Sviluppo e specializzazione diventano quindi i paradigmi cui coniugare la nuova attività agricola, con la possibilità concreta per i suoi attori di integrare il proprio reddito derivante dalle attività contadine tradizionali. La multifunzionalità infatti, per tutte le succitate finalità socio-economiche, richiede un regime di filiera corta (e quindi l’eliminazione di grossisti e distribuzione dal ciclo di domanda e offerta che colleghi produttore e consumatore), il quale sta vivendo a livello globale il suo momento di massimo sviluppo e interesse da parte dei consumatori.

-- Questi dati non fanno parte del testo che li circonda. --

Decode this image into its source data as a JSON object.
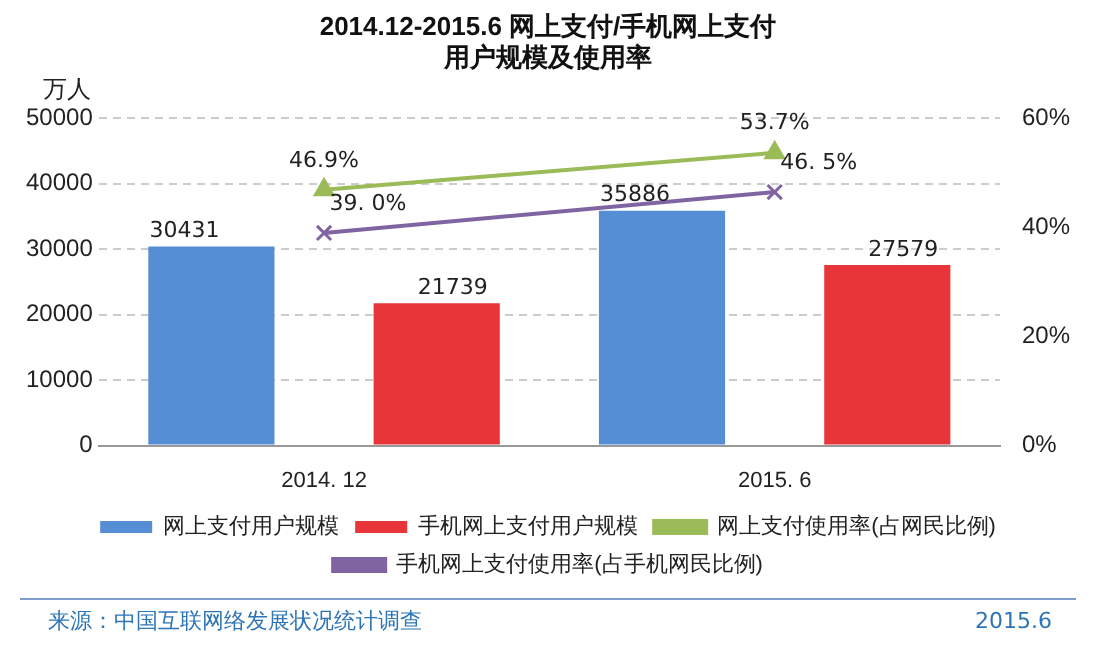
{
  "chart_data": {
    "type": "bar",
    "title": [
      "2014.12-2015.6 网上支付/手机网上支付",
      "用户规模及使用率"
    ],
    "ylabel": "万人",
    "categories": [
      "2014. 12",
      "2015. 6"
    ],
    "series": [
      {
        "name": "网上支付用户规模",
        "color": "#558ed5",
        "values": [
          30431,
          35886
        ],
        "value_labels": [
          "30431",
          "35886"
        ]
      },
      {
        "name": "手机网上支付用户规模",
        "color": "#e8353a",
        "values": [
          21739,
          27579
        ],
        "value_labels": [
          "21739",
          "27579"
        ]
      },
      {
        "name": "网上支付使用率(占网民比例)",
        "type": "line",
        "axis": "y2",
        "marker": "triangle",
        "color": "#9bbb59",
        "values": [
          46.9,
          53.7
        ],
        "value_labels": [
          "46.9%",
          "53.7%"
        ]
      },
      {
        "name": "手机网上支付使用率(占手机网民比例)",
        "type": "line",
        "axis": "y2",
        "marker": "cross",
        "color": "#8064a2",
        "values": [
          39.0,
          46.5
        ],
        "value_labels": [
          "39. 0%",
          "46. 5%"
        ]
      }
    ],
    "ylim": [
      0,
      50000
    ],
    "yticks": [
      0,
      10000,
      20000,
      30000,
      40000,
      50000
    ],
    "y2lim": [
      0,
      60
    ],
    "y2ticks": [
      {
        "value": 0,
        "label": "0%"
      },
      {
        "value": 20,
        "label": "20%"
      },
      {
        "value": 40,
        "label": "40%"
      },
      {
        "value": 60,
        "label": "60%"
      }
    ],
    "grid": "y",
    "legend": "bottom",
    "annotations": [
      "来源：中国互联网络发展状况统计调查",
      "2015.6"
    ]
  }
}
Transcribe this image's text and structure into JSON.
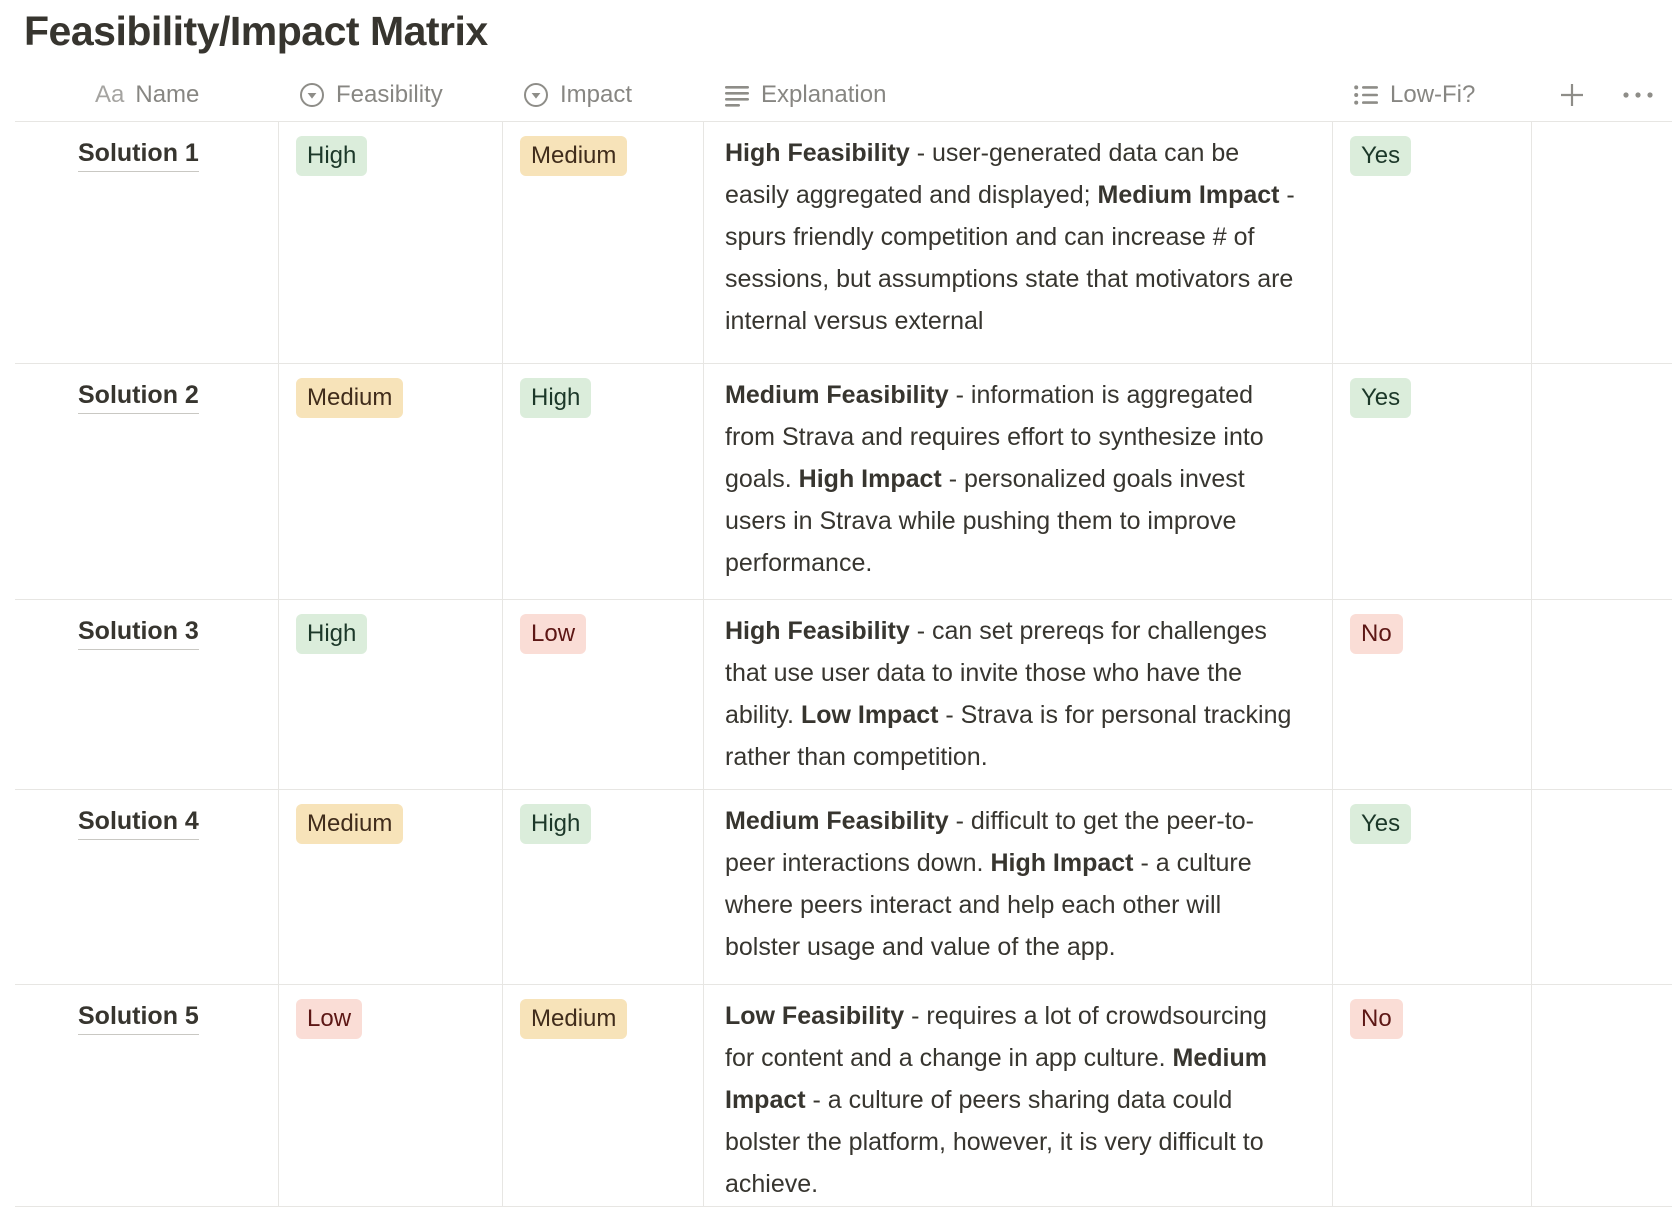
{
  "page": {
    "title": "Feasibility/Impact Matrix"
  },
  "table": {
    "columns": [
      {
        "id": "name",
        "label": "Name",
        "icon": "text-style-aa-icon"
      },
      {
        "id": "feasibility",
        "label": "Feasibility",
        "icon": "select-chevron-circle-icon"
      },
      {
        "id": "impact",
        "label": "Impact",
        "icon": "select-chevron-circle-icon"
      },
      {
        "id": "explanation",
        "label": "Explanation",
        "icon": "text-lines-icon"
      },
      {
        "id": "lowfi",
        "label": "Low-Fi?",
        "icon": "bulleted-list-icon"
      }
    ],
    "toolbar": {
      "add_column": "plus-icon",
      "more_options": "ellipsis-icon"
    },
    "tag_colors": {
      "green": {
        "bg": "#DBEDDB",
        "text": "#1C3829"
      },
      "yellow": {
        "bg": "#F7E3B9",
        "text": "#402C1B"
      },
      "red": {
        "bg": "#FADDD6",
        "text": "#5D1715"
      }
    },
    "border_color": "#E7E6E3",
    "header_text_color": "#8E8D88",
    "body_text_color": "#37352F",
    "rows": [
      {
        "name": "Solution 1",
        "feasibility": {
          "label": "High",
          "color": "green"
        },
        "impact": {
          "label": "Medium",
          "color": "yellow"
        },
        "lowfi": {
          "label": "Yes",
          "color": "green"
        },
        "explanation": [
          {
            "bold": true,
            "text": "High Feasibility"
          },
          {
            "bold": false,
            "text": " - user-generated data can be easily aggregated and displayed; "
          },
          {
            "bold": true,
            "text": "Medium Impact"
          },
          {
            "bold": false,
            "text": " - spurs friendly competition and can increase # of sessions, but assumptions state that motivators are internal versus external"
          }
        ]
      },
      {
        "name": "Solution 2",
        "feasibility": {
          "label": "Medium",
          "color": "yellow"
        },
        "impact": {
          "label": "High",
          "color": "green"
        },
        "lowfi": {
          "label": "Yes",
          "color": "green"
        },
        "explanation": [
          {
            "bold": true,
            "text": "Medium Feasibility"
          },
          {
            "bold": false,
            "text": " - information is aggregated from Strava and requires effort to synthesize into goals. "
          },
          {
            "bold": true,
            "text": "High Impact"
          },
          {
            "bold": false,
            "text": " - personalized goals invest users in Strava while pushing them to improve performance."
          }
        ]
      },
      {
        "name": "Solution 3",
        "feasibility": {
          "label": "High",
          "color": "green"
        },
        "impact": {
          "label": "Low",
          "color": "red"
        },
        "lowfi": {
          "label": "No",
          "color": "red"
        },
        "explanation": [
          {
            "bold": true,
            "text": "High Feasibility"
          },
          {
            "bold": false,
            "text": " - can set prereqs for challenges that use user data to invite those who have the ability. "
          },
          {
            "bold": true,
            "text": "Low Impact"
          },
          {
            "bold": false,
            "text": " - Strava is for personal tracking rather than competition."
          }
        ]
      },
      {
        "name": "Solution 4",
        "feasibility": {
          "label": "Medium",
          "color": "yellow"
        },
        "impact": {
          "label": "High",
          "color": "green"
        },
        "lowfi": {
          "label": "Yes",
          "color": "green"
        },
        "explanation": [
          {
            "bold": true,
            "text": "Medium Feasibility"
          },
          {
            "bold": false,
            "text": " - difficult to get the peer-to-peer interactions down. "
          },
          {
            "bold": true,
            "text": "High Impact "
          },
          {
            "bold": false,
            "text": " - a culture where peers interact and help each other will bolster usage and value of the app."
          }
        ]
      },
      {
        "name": "Solution 5",
        "feasibility": {
          "label": "Low",
          "color": "red"
        },
        "impact": {
          "label": "Medium",
          "color": "yellow"
        },
        "lowfi": {
          "label": "No",
          "color": "red"
        },
        "explanation": [
          {
            "bold": true,
            "text": "Low Feasibility"
          },
          {
            "bold": false,
            "text": " - requires a lot of crowdsourcing for content and a change in app culture. "
          },
          {
            "bold": true,
            "text": "Medium Impact"
          },
          {
            "bold": false,
            "text": " - a culture of peers sharing data could bolster the platform, however, it is very difficult to achieve."
          }
        ]
      }
    ]
  }
}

Il circolo virtuoso che essa sta innescando è ad oggi alimentato dall’aumento di capitali ricevuti e disponibili (e quindi dalla sostenibilità economica del settore) che però al momento non sono ancora sufficienti a fronteggiare egregiamente una richiesta che non sempre riesce a stare al passo con la produzione, e quindi con l’offerta. Questo anche perché l’agricoltura multifunzionale non è ancora una “scienza esatta” e l’evoluzione del settore purtroppo deve fare i conti con infinite variabili: conciliare infatti la fruizione delle opportunità educative, ricreative e sociali e la gestione della produzione agricola non è sempre facile, e spesso può succedere in itinere di rilevare conflittualità fra il settore in cui si decide di essere operativi, e le attività di semina, maturazione e raccolta. Anche perché l’agricoltura multifunzionale necessità inevitabilmente che il coltivatore si renda protagonista di un upgrade della proprie competenze, diventando a tutti gli effetti un imprenditore agricolo, e non sempre questo è così semplice.

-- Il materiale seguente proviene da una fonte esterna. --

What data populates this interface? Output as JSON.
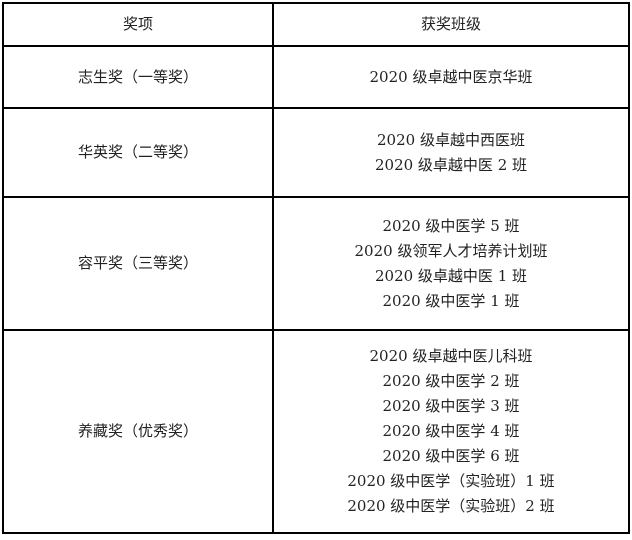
{
  "table": {
    "headers": [
      "奖项",
      "获奖班级"
    ],
    "rows": [
      {
        "award": "志生奖（一等奖）",
        "classes": [
          "2020 级卓越中医京华班"
        ]
      },
      {
        "award": "华英奖（二等奖）",
        "classes": [
          "2020 级卓越中西医班",
          "2020 级卓越中医 2 班"
        ]
      },
      {
        "award": "容平奖（三等奖）",
        "classes": [
          "2020 级中医学 5 班",
          "2020 级领军人才培养计划班",
          "2020 级卓越中医 1 班",
          "2020 级中医学 1 班"
        ]
      },
      {
        "award": "养藏奖（优秀奖）",
        "classes": [
          "2020 级卓越中医儿科班",
          "2020 级中医学 2 班",
          "2020 级中医学 3 班",
          "2020 级中医学 4 班",
          "2020 级中医学 6 班",
          "2020 级中医学（实验班）1 班",
          "2020 级中医学（实验班）2 班"
        ]
      }
    ]
  },
  "colors": {
    "border": "#000000",
    "text": "#222222",
    "background": "#ffffff"
  }
}
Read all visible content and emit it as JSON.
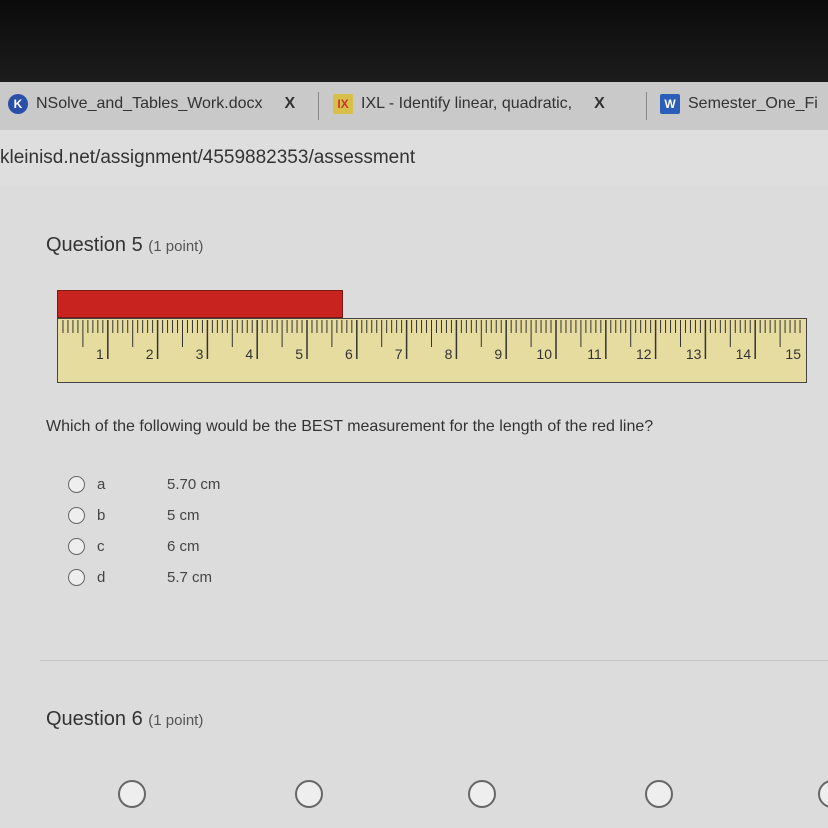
{
  "tabs": [
    {
      "title": "NSolve_and_Tables_Work.docx",
      "icon": "k-icon",
      "color": "#2a4fa8",
      "close": "X"
    },
    {
      "title": "IXL - Identify linear, quadratic,",
      "icon": "ixl-icon",
      "color": "#d8c048",
      "close": "X"
    },
    {
      "title": "Semester_One_Fi",
      "icon": "word-icon",
      "color": "#2b5eb8"
    }
  ],
  "address": "kleinisd.net/assignment/4559882353/assessment",
  "question5": {
    "title": "Question 5",
    "points": "(1 point)",
    "ruler_labels": [
      "1",
      "2",
      "3",
      "4",
      "5",
      "6",
      "7",
      "8",
      "9",
      "10",
      "11",
      "12",
      "13",
      "14",
      "15"
    ],
    "red_line_length_cm": 5.7,
    "prompt": "Which of the following would be the BEST measurement for the length of the red line?",
    "options": [
      {
        "letter": "a",
        "text": "5.70 cm"
      },
      {
        "letter": "b",
        "text": "5 cm"
      },
      {
        "letter": "c",
        "text": "6 cm"
      },
      {
        "letter": "d",
        "text": "5.7 cm"
      }
    ]
  },
  "question6": {
    "title": "Question 6",
    "points": "(1 point)"
  }
}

Vale però assolutamente la pena di tentare e il giusto stimolo al settore sta arrivando proprio dal consumatore: recenti dati Ipsos dimostrano come le abitudini di consumo in Italia stiano mutando e la compravendita diretta, o comunque la filiera corta, vengano sempre più ricercati in fase di acquisto. Quasi due italiani su tre nel 2019, infatti, hanno comprato prodotti agricoli direttamente da un produttore e, se la percentuale di consumatori che orientano le scelte della propria spesa sulla base della freschezza del genere alimentare è oltre il 70%, è importante come siano in emersione anche altre richieste da parte di noi acquirenti: quasi un italiano su due si interessa infatti non solamente del processo di invecchiamento del prodotto, ma anche a tutto il resto della filiera (dalla produzione alla tracciabilità delle materie prime) e cominciano a “entrare in classifica” anche altri temi, sempre più prioritari per gli acquirenti, come sostenibilità e certificazioni bio.

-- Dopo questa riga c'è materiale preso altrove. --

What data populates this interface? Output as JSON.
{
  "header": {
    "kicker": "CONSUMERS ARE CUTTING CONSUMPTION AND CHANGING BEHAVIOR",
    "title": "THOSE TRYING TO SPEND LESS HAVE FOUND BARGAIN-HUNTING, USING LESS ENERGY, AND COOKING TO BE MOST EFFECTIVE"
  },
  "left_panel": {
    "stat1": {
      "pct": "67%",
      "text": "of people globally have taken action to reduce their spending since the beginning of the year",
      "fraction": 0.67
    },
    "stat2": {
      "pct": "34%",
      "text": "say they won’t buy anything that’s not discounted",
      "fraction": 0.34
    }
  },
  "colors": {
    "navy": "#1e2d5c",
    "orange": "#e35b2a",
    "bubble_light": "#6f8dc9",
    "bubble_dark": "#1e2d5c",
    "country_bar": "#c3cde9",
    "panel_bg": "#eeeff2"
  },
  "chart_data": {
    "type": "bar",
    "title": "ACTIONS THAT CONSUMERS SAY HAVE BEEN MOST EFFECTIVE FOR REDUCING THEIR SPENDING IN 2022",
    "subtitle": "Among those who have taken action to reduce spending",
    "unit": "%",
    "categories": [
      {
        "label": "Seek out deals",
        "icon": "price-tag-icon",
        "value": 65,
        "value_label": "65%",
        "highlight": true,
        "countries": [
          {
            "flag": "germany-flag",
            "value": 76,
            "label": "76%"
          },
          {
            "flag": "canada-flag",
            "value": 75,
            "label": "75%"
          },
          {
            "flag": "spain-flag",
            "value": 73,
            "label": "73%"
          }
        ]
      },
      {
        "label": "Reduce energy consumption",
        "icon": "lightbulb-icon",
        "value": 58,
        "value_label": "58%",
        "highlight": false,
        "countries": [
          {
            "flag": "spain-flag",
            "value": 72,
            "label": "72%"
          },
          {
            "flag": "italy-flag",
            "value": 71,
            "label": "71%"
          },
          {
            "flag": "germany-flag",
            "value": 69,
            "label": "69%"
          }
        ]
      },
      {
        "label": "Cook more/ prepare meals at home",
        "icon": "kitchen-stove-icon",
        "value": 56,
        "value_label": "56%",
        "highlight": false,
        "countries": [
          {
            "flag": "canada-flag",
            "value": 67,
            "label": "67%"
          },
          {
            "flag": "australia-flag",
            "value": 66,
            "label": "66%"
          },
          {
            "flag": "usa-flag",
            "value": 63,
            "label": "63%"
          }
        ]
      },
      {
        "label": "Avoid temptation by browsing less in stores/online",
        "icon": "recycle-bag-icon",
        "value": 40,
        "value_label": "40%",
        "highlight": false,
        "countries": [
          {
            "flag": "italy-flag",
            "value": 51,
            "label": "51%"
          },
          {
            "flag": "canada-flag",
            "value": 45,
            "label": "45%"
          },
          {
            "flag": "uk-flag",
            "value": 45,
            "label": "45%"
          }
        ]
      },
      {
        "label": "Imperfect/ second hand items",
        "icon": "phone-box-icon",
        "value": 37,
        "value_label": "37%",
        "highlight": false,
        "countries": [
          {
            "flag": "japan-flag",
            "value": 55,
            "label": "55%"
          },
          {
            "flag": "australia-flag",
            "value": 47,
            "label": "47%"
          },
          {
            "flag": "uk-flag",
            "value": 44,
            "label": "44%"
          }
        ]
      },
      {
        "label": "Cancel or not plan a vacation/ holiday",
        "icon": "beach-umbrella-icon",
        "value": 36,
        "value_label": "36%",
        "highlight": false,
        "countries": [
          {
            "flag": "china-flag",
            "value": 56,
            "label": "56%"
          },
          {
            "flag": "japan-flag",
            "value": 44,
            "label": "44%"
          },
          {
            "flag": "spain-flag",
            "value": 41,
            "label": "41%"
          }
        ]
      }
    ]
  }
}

Possiamo dunque intuire che l’evoluzione del consumatore italiano stia muovendo passi significativi verso il binomio gusto/salute, verso le produzioni sostenibili, etiche, locali e/o biologiche, e verso l’interazione diretta con il produttore, volta a creare un legame di fiducia basato sullo scambio di fidelizzazione per qualità. Non parliamo quindi di un fuoco di paglia, quanto piuttosto di una garanzia nel breve periodo, un treno che nessuna delle parti in causa può perdere. È l’ennesima occasione dell’agricoltura per migliorarsi.
E migliorarci ancora una volta, perché no.